Hackers used ChatGPT to gather Gmail information through a ShadowLeak attack

A recent cybersecurity alert has unveiled a concerning vulnerability involving ChatGPT’s Deep Research tool, which hackers temporarily exploited. This incident, termed ShadowLeak, enabled the theft of Gmail data through a single hidden prompt, requiring no user actions like clicks or downloads. Researchers from Radware identified this zero-click vulnerability in June 2025, and OpenAI rolled out a fix in early August after notification. However, experts caution that such vulnerabilities could resurface as AI integration grows in platforms like Gmail, Dropbox, and SharePoint.

The ShadowLeak attack worked by embedding hidden instructions in seemingly innocuous emails using tactics like white-on-white text or tiny fonts. When users queried ChatGPT’s Deep Research tool about their Gmail inbox, the AI unknowingly executed the attackers’ commands, using built-in browser tools to send sensitive information to external servers within OpenAI’s cloud, effectively eluding antivirus and enterprise firewalls. Unlike earlier prompt injection techniques that occurred directly on the user’s device, this one operated entirely in the cloud, slipping past local security measures.

The implications of this threat are significant. The Deep Research agent, meant to assist with extensive analyses and summarizations, had broad access to various applications, making it susceptible to manipulation. According to Radware’s research, the attackers encoded personal data and attached it to a malicious URL disguised as a security measure. The agent, believing it was functioning correctly, inadvertently transmitted the data.

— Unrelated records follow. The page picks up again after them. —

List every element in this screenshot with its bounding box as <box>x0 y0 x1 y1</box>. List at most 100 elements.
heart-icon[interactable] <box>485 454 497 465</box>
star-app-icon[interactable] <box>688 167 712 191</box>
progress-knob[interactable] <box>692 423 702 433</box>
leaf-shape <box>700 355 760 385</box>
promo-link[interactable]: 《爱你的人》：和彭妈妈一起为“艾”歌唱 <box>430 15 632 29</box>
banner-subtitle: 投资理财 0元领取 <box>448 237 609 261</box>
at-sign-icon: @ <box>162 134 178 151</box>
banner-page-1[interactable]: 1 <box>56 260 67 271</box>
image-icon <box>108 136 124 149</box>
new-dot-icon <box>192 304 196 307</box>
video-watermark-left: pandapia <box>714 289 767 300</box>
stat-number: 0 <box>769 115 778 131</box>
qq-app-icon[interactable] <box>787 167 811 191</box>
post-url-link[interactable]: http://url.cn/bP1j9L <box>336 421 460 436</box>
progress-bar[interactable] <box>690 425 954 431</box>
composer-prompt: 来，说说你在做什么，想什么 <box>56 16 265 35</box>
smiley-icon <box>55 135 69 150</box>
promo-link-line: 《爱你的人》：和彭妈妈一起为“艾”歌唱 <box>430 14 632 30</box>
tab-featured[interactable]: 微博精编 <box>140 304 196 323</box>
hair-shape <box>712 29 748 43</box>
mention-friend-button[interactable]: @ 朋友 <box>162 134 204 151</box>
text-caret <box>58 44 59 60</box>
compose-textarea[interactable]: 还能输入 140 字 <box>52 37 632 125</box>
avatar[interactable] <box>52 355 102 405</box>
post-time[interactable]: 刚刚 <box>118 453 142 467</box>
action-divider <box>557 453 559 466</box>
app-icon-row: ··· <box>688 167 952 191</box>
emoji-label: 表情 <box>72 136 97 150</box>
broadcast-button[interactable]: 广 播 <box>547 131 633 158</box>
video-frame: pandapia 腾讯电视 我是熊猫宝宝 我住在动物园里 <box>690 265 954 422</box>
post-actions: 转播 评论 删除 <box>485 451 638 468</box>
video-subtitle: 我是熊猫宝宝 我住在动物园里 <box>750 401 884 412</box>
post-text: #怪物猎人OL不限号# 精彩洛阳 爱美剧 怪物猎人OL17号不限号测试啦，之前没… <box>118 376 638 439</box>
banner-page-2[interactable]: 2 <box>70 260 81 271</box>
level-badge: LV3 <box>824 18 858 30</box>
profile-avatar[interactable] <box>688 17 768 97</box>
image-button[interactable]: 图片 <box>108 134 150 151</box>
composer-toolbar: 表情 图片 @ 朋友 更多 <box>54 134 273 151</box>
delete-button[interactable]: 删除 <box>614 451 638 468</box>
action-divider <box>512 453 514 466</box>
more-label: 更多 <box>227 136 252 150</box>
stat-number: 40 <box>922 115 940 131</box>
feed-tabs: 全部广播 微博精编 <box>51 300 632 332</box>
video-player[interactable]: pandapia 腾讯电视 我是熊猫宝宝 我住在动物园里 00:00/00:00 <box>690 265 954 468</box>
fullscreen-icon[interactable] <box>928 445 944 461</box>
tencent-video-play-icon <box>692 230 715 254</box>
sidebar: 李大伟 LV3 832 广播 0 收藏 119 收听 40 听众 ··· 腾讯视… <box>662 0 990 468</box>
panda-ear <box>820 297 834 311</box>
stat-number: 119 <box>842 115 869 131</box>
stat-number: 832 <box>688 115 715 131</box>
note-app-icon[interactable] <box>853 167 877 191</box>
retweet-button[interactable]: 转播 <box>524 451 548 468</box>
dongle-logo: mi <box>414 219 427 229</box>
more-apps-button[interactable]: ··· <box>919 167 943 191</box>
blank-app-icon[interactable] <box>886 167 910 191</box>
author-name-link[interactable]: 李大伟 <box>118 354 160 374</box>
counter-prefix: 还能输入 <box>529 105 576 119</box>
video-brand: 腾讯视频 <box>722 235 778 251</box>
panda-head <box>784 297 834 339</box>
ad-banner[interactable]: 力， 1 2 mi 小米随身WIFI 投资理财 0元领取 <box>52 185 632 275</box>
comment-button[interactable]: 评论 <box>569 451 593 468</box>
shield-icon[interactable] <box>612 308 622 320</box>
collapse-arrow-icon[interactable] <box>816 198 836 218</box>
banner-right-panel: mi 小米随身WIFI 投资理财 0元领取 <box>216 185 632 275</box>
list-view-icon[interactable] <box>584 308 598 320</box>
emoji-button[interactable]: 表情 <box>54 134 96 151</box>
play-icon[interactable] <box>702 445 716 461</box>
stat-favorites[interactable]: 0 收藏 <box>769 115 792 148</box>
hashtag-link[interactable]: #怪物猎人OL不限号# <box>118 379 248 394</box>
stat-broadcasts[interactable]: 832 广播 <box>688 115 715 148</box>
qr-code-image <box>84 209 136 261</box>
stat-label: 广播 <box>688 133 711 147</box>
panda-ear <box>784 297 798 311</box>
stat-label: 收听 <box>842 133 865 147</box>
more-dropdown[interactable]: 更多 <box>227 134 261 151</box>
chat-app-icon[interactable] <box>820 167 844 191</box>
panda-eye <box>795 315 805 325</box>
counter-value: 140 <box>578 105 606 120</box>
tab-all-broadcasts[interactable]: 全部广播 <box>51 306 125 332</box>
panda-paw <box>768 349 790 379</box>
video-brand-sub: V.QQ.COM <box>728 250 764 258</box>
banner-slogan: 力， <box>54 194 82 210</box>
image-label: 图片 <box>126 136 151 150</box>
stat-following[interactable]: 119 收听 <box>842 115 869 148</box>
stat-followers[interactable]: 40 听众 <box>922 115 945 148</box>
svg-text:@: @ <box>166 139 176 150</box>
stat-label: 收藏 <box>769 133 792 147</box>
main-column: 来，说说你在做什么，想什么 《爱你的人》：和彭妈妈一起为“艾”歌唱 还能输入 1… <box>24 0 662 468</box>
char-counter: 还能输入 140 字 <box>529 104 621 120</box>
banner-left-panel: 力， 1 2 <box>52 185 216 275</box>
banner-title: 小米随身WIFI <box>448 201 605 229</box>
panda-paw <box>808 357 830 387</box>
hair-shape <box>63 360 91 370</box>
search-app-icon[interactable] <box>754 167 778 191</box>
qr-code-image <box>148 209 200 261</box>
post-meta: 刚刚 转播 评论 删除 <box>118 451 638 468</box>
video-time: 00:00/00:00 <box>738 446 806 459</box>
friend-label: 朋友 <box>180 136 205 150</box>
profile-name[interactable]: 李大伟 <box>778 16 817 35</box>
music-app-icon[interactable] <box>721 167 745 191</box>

Security experts note that the user would be unaware of this exploitation, as the email would appear normal while the agent operates on hidden commands. Additionally, another vulnerability was discovered by security firm SPLX, indicating a ChatGPT agent could also be misled into completing CAPTCHA tasks by leveraging altered conversation history.

In light of these discoveries, experts suggest taking proactive measures to minimize risks related to similar attacks, even if the ShadowLeak flaw gets patched. Here are some recommended steps:

1. Disable Unused Integrations: Each connection is a potential vulnerability, so it’s wise to turn off integrations you don’t regularly use.

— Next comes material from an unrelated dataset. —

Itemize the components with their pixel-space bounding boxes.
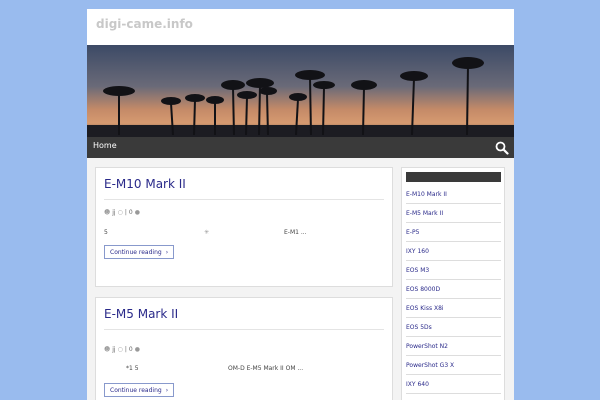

2. Utilize Data Deletion Services: To mitigate personal information exposure online, these services can systematically remove your data from various websites, enhancing privacy, albeit at a cost.

3. Be Cautious with Unknown Content: Exercise care with emails and documents from unverified sources, as they can conceal malicious code.

4. Stay Updated on Security Measures: Regularly check for security updates from platforms like OpenAI and Google to address discovered vulnerabilities.

5. Invest in Reliable Antivirus Software: This adds an extra layer of defense by detecting and stopping threats before they inflict damage.

6. Implement Multiple Layers of Security: Keeping software updated and employing real-time threat detection can help block malicious content effectively.

In summary, as AI technology develops rapidly, maintaining vigilance is imperative. While safeguards are being put in place, savvy attackers continuously seek loopholes to exploit. It’s crucial to limit what AI agents can access and stay informed about potential risks.